Вот и попробую дать череду извлечений из писем, до времени самоустранившись как их комментатор; сдается, возникнет сама собой хроника на выборку восьмидесятых годов, еще доперестроечных. Воссоздастся их атмосфера. Не говорю уж: главное, высветится характер Натана Эйдельмана.

Июль 1980-го, из Москвы в Саулкрасты:

«Ваше Рассадинство!

Ваши нежности плюс рычание получил, свое ничтожество осознал.

…Интересно, как идет твой Денис 2-й? (Давыдов, а 1-й – Фонвизин, о котором я написал книгу. – Ст. Р.) Не кажется ли тебе, что для более глубокого проникновения ты должен войти в гусарский образ – скакать, рубать, напиваться, выгонять иноземца? Напиши, что ты из этого осуществил. А кстати, поскольку ты уж наверняка проштудировал всю литературу, не попадались ли тебе данные, где находится переписка Давыдова с девицей Золотаревой? Ах, как хотелось бы написать об этом! Впрочем, чур меня! Вернувшись с юга, кинулся на работу. Пишу о Павле и XVII1 веке, о Пушкине и Таците, Макиавелли, Пугачеве, Нащокине и т. п., и т. д. Москва опустела, не узнал бы. К Олимпиаде относятся столь любовно, что называют ее именем уменьшительным». (Естественно, Липа. – Ст. Р.)

Оттуда же и туда же, июль 1981-го:

«Все время что-то делаю, насчет уединения плоховато, маму не очень оставишь больше чем на сутки. С горя стал ходить в архив, разыскиваю пропавшие бумаги Карамзина, тут разворачивается целый детектив, о чем – при встрече.

Эх, брат Рассадин, перенестись бы мне к тебе или нам с тобою в какой-нибудь тихий замок, «и государь-император, видя такое наше усердие…»

И не пьешь ты ни грамма не потому, что трезвенник, а потому, что меня нет рядом».

То же самое, август 83-го:

«В последнем послании было много о Пушкине, но мало-о грибах, пляже и подобном: Алечка, помоги этомуинтеллигенту спуститься до нас, грешных, трудовых евреев, ставящих жизнь выше искусства. А меж тем посыпал дождичек, а до того были прелестные теплые недели три.

…Читаю письма Ростопчина к князю Цицианову (1803-1805 гг.): что за прелесть, что за проза!
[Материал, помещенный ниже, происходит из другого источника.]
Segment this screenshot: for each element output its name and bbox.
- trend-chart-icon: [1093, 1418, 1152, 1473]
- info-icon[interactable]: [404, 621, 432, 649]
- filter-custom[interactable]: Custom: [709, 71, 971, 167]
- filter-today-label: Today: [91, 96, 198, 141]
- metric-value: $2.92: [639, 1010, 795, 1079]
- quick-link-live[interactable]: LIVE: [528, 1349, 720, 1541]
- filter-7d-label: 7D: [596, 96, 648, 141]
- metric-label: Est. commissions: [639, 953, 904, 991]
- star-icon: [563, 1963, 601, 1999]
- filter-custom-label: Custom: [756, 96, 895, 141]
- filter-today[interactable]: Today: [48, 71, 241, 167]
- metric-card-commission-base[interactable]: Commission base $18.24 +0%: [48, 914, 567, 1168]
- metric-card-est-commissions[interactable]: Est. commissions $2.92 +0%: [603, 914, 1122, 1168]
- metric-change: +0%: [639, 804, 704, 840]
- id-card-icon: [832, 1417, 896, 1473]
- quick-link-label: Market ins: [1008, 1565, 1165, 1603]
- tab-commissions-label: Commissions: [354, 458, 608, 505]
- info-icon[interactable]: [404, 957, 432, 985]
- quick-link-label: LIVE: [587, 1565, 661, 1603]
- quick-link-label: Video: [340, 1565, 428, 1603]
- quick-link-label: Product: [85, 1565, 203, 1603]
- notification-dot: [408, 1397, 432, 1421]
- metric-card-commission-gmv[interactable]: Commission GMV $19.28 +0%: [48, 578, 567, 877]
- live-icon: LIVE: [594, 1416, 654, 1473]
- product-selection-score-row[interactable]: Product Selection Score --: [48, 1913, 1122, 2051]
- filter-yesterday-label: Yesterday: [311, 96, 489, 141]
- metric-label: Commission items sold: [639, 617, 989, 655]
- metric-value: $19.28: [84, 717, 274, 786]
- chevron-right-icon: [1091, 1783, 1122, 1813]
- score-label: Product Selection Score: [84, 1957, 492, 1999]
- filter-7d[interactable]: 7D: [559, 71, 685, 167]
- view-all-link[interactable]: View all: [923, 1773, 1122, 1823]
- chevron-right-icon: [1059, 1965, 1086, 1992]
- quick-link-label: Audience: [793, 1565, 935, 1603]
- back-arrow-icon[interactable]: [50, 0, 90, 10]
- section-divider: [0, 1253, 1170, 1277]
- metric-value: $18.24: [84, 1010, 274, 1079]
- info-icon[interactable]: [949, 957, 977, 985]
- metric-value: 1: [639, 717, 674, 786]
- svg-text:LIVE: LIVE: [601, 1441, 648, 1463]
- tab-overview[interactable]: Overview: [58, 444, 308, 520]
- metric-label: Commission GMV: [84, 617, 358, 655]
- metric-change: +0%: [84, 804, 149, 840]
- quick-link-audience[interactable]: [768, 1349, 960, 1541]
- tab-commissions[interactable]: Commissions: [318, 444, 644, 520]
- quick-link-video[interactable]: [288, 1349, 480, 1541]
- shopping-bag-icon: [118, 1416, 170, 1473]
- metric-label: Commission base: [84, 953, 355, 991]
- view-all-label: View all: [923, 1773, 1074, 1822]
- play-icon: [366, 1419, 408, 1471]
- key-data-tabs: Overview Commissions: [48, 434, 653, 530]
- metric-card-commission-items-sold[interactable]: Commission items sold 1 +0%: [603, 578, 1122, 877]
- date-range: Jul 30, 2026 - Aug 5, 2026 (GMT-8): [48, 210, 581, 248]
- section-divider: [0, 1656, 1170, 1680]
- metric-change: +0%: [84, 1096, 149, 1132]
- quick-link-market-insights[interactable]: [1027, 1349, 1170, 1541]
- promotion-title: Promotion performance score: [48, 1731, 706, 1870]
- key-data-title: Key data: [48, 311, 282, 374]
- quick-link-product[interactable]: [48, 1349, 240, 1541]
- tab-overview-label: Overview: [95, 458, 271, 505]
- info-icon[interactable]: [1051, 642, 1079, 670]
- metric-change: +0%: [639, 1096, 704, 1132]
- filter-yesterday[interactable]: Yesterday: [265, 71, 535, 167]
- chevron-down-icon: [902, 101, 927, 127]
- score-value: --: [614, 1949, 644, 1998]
И главное, все всё в ту пору читали – у нас же вроде бы выходят интереснейшие вещи, о которых узнаешь вдруг, случайно, или не узнаешь: говорят, что в апрельском № «Крокодила» – острейшая статья Можаева, а в последних №№ «Знамени» (да, да!) – прелюбопытнейшие мемуары Шахурина и еще несколько «почти сенсационных» материалов; а в «Иностр. Л-ре» № 8 занятнейшее интервью, взятое Киплингом у Марка Твена (это уж я сам читал). Итак, все пишут – все читают – и ничего не происходит. Кажется, последний афоризм – Булата.

…О Пушкине: справедливы слова твои, Станиславе, – и ко мне крепко относятся! Но что же делать? Нельзя писать о нем – и нельзя не писать. Пока что я поклялся, что это есть наш (мой) последний бой о нем, и разумеется, комментарий, история – нешто мы что другое умеем? И, главное, кое-что занятное, даже очень занятное нашел (более или менее собрал главы «Беседа П. с Николаем», «Пушкин и Карамзин» – прижизненные и посмертные отношения. Споры с Мицкевичем, новое о Гавриилиаде, о Просвещении 1800-1830-х и пушкинских надеждах на оное), но это история России, а не Пушкин, и, единственное, надо суметь во всем этом где-то признаться.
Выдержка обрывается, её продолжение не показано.